Покуда он произносил эти слова, выпитое вино попросилось наружу, и валенсианца чуть мотнуло в сторону, а я, не заставляя просить себя дважды, и в самом деле пошел на зов. И, благодаря юношеской гибкости всех моих членов, с похвальным проворством поднырнул под нацеленный мне в лицо клинок, справа налево и снизу вверх нанеся удар, который, придись он самую малость повыше, лишил бы королевскую пехоту одного из ее солдат, Валенсию же – достойнейшего из ее сынов. А так мой кинжал угодил ему в пах, но сильного ущерба не причинил – только разрезал шнурок на штанах да исторг из уст валенсианца возмущенный вопль, которому зрители ответствовали смехом и рукоплесканьями. Что ж, за неимением лучшего приходилось утешаться тем, что публика – на моей стороне.
Так или иначе, контратака моя была ошибкой, ибо все увидели, что беззащитный малолетка-бедолажка может за себя постоять, и теперь уж вмешиваться в этот, с позволения сказать, поединок и выручать меня не собирался никто, не исключая товарища моего, Хайме Корреаса, который лишь подбадривал меня одобрительными и восхищенными возгласами. Скверно было и то, что в голове у валенсианца прояснело, и теперь на ногах он держался твердо, а еще тверже преисполнен был намерения заколоть меня во что бы то ни стало. И я, ужаснувшись близкой смерти без покаяния и не располагая никакими иными средствами отсрочить переезд на тот свет, решил во второй – и, без сомнения, последний раз – подобраться вплотную к валенсианскому брюху и тыкать в него своим кинжалом, покуда кто-нибудь из нас двоих не отправится, как говорится, в гости к богу, причем я, поскольку не причастился святых тайн, уже придумывал уместные объяснения и уважительные причины. И вот что забавно: когда по прошествии многих лет вычитал я где-то фразочку насчет того, что, мол, «испанец, принявший решение, – испанец вдвойне», мне подумалось, что никто лучше не объяснил тогдашних моих действий. Так что я вздохнул поглубже, стиснул зубы, дождался, когда клинок валенсианца, завершив очередной финт, придет в точку наибольшего удаления – и собрался предпринять вторую атаку. И предпринял бы, будьте покойны, если бы в этот миг кто-то не удержал меня, ухватив одной рукой за шиворот, а другой – за локоть. А сам этот «кто-то» оказался между мной и моим противником. Вскинув голову, я с изумлением взглянул в прозрачные, цвета морской воды, глаза капитана Алатристе.

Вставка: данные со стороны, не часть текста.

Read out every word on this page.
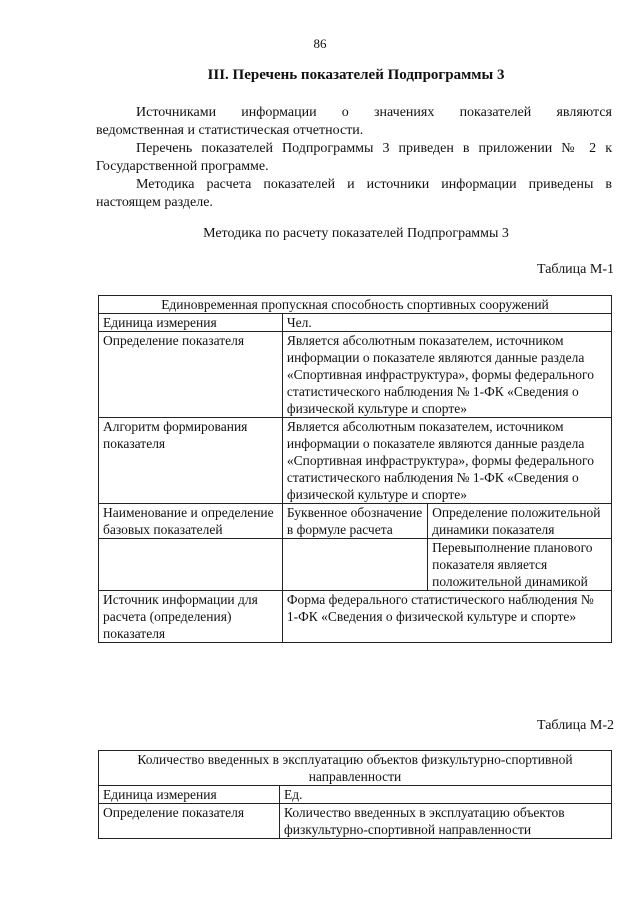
86
III. Перечень показателей Подпрограммы 3
Источниками информации о значениях показателей являются
ведомственная и статистическая отчетности.
Перечень показателей Подпрограммы 3 приведен в приложении № 2 к Государственной программе.
Методика расчета показателей и источники информации приведены в настоящем разделе.
Методика по расчету показателей Подпрограммы 3
Таблица М-1
Единовременная пропускная способность спортивных сооружений		
Единица измерения	Чел.	
Определение показателя	Является абсолютным показателем, источником информации о показателе являются данные раздела «Спортивная инфраструктура», формы федерального статистического наблюдения № 1-ФК «Сведения о физической культуре и спорте»	
Алгоритм формирования показателя	Является абсолютным показателем, источником информации о показателе являются данные раздела «Спортивная инфраструктура», формы федерального статистического наблюдения № 1-ФК «Сведения о физической культуре и спорте»	
Наименование и определение базовых показателей	Буквенное обозначение в формуле расчета	Определение положительной динамики показателя
		Перевыполнение планового показателя является положительной динамикой
Источник информации для расчета (определения) показателя	Форма федерального статистического наблюдения № 1-ФК «Сведения о физической культуре и спорте»	
Таблица М-2
Количество введенных в эксплуатацию объектов физкультурно-спортивной направленности	
Единица измерения	Ед.
Определение показателя	Количество введенных в эксплуатацию объектов физкультурно-спортивной направленности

– Такому храбрецу, как ты, не пристало связываться с мальчишкой.
К той минуте, когда прозвучали эти слова, место действия сменилось, причем публики значительно поубавилось: Диего Алатристе и валенсианец отошли шагов на пятьдесят, так что высокая насыпь дамбы скрывала их от посторонних глаз. А товарищи моего хозяина, забравшись наверх – высота же была локтей восемьдесят, – удерживали на почтительном расстоянии зевак, образовав нечто вроде живого барьера, пройти за который не удавалось никому. Здесь были Льоп, Ривас, Мендьета и кое-кто еще, включая Себастьяна Копонса, чьи железные руки изъяли меня, так сказать, из обращения. Теперь я стоял рядом с ним и смотрел, какие события разворачиваются на берегу канала. Солдаты с напускной, однако убедительной суровостью поглядывали по сторонам, решительным выражением лиц, грозным покручиванием усов и бряцанием шпаг пресекая попытки любопытствующих хоть одним глазком взглянуть на происходящее внизу. Для того чтобы придать делу, как сказал поэт, законный вид и толк, позвали двух приятелей валенсианца – на тот случай, если потребуются свидетели, которые расскажут о поединке во всех подробностях.
– Ты же не захочешь прослыть Иродом, – добавил Алатристе.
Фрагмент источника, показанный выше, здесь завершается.